Nestes casos normalmente os praticantes desse método não se importam com as
questões cosmogônicas, o importante é o resultado. Já quando falamos de
«Sistema Religioso» é sinônimo de «Religião», ou seja, é aquele que enxerga em
seus ancestrais divinizados Exus e Pombagiras toda a sua essência, toda a força
para sua vida material e espiritual. Assim as Entidades passam a ocupar as
posições de Deuses e Deusas que irão atuar sobre toda a vida do adepto.
Portanto, é quando a Quimbanda, independente de vertente, passa a ser a
totalidade na vida do indivíduo, suprindo todas as suas necessidades. E assim,
este processo é um dos pontos importantes da Quimbanda e suas vertentes, o qual
irá se adaptar profundamente com o ideal de vida e os conceitos que cada ser
humano traz, não sendo impositiva, porém, sedutora.

Sendo assim, a
Quimbanda é um Sistema Mágico e uma Religião, dependendo apenas do adepto e de
sua colocação perante o culto tradicional aos Exus e Pombagiras, pois ela
prestará na resolução de suas causas de igual modo. Apesar que é facilmente
encarada como religião e praticada como sendo por praticantes de religiões mais
primitivas, que conseguem enxergar a complexidade dos planos espirituais.

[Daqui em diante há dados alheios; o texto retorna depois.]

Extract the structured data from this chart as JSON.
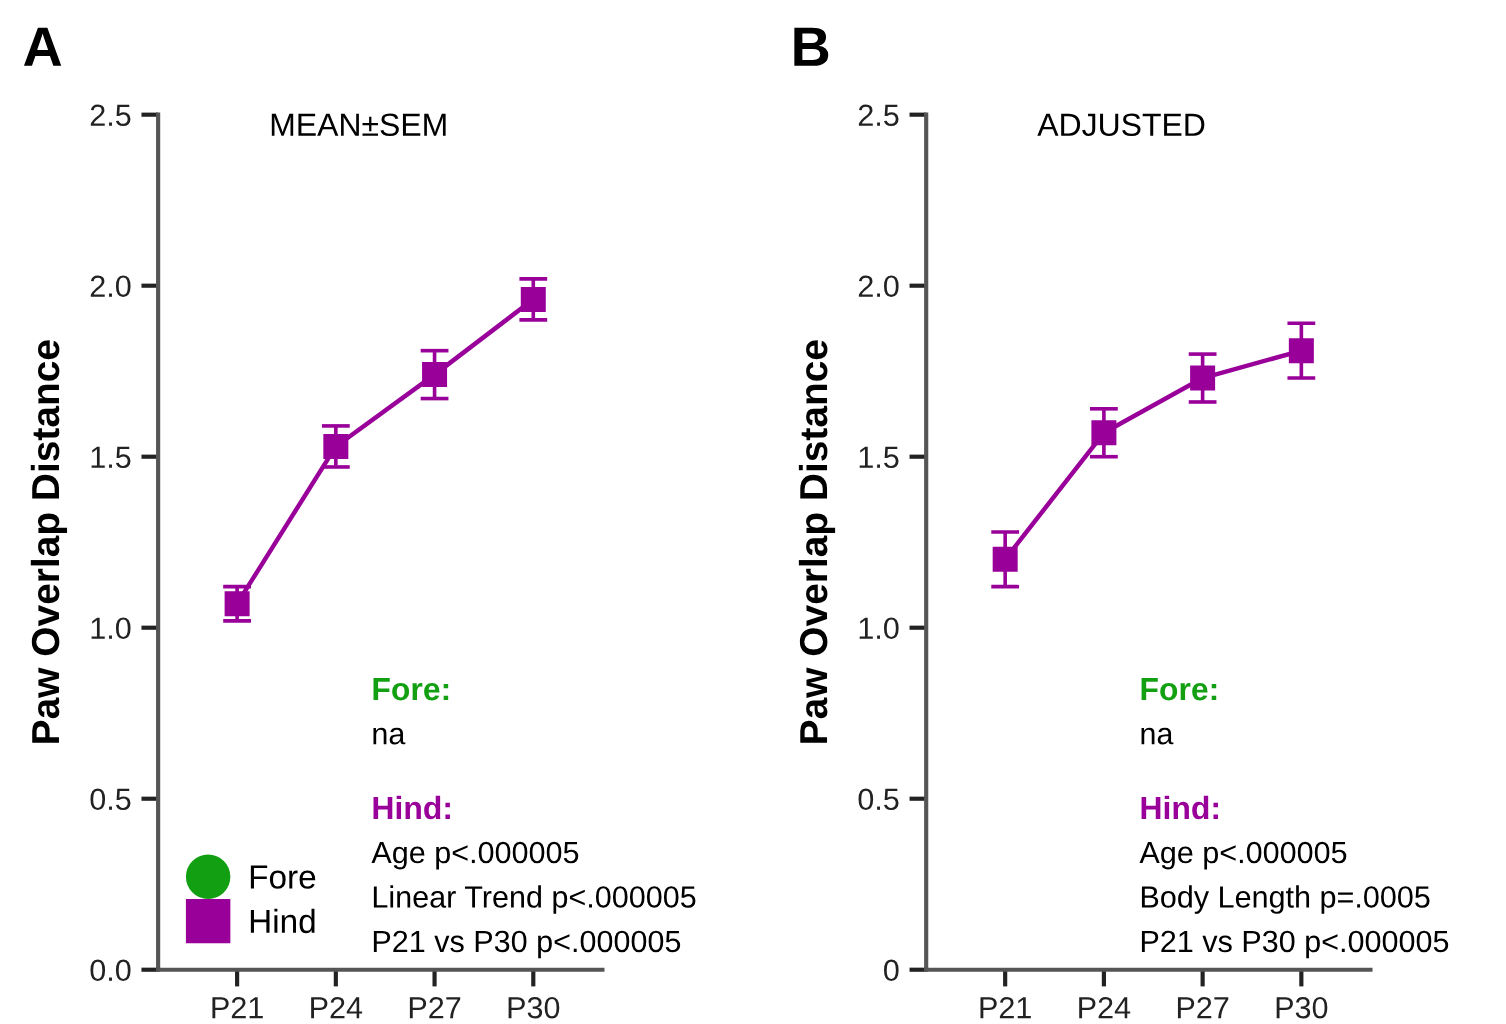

Como
é um culto libertário, suas práticas conseguem se adaptar perfeitamente ao modo
de vida e às práticas do adepto, podendo apenas ser um acréscimo de ferramentas
mágicos-litúrgicas, sendo então considerada um sistema mágico, ou também
podendo ser uma forma de conexão com as forças dos seus antepassados e seres da
natureza, sendo então uma forma religiosa, que nesta forma também irá acarretar
no quesito «gnose», ou seja, na produção de conhecimento libertador e natural
dos seres humanos em seu processo de deificação da alma, mais conhecido no
orfismo grego e no luciferianismo moderno como «apotheose».



[1] Termo este que não achamos
convencional, devido ao fato de que é um termo genérico para todas as vertentes
de Quimbanda, afinal, todas são brasileiras natas.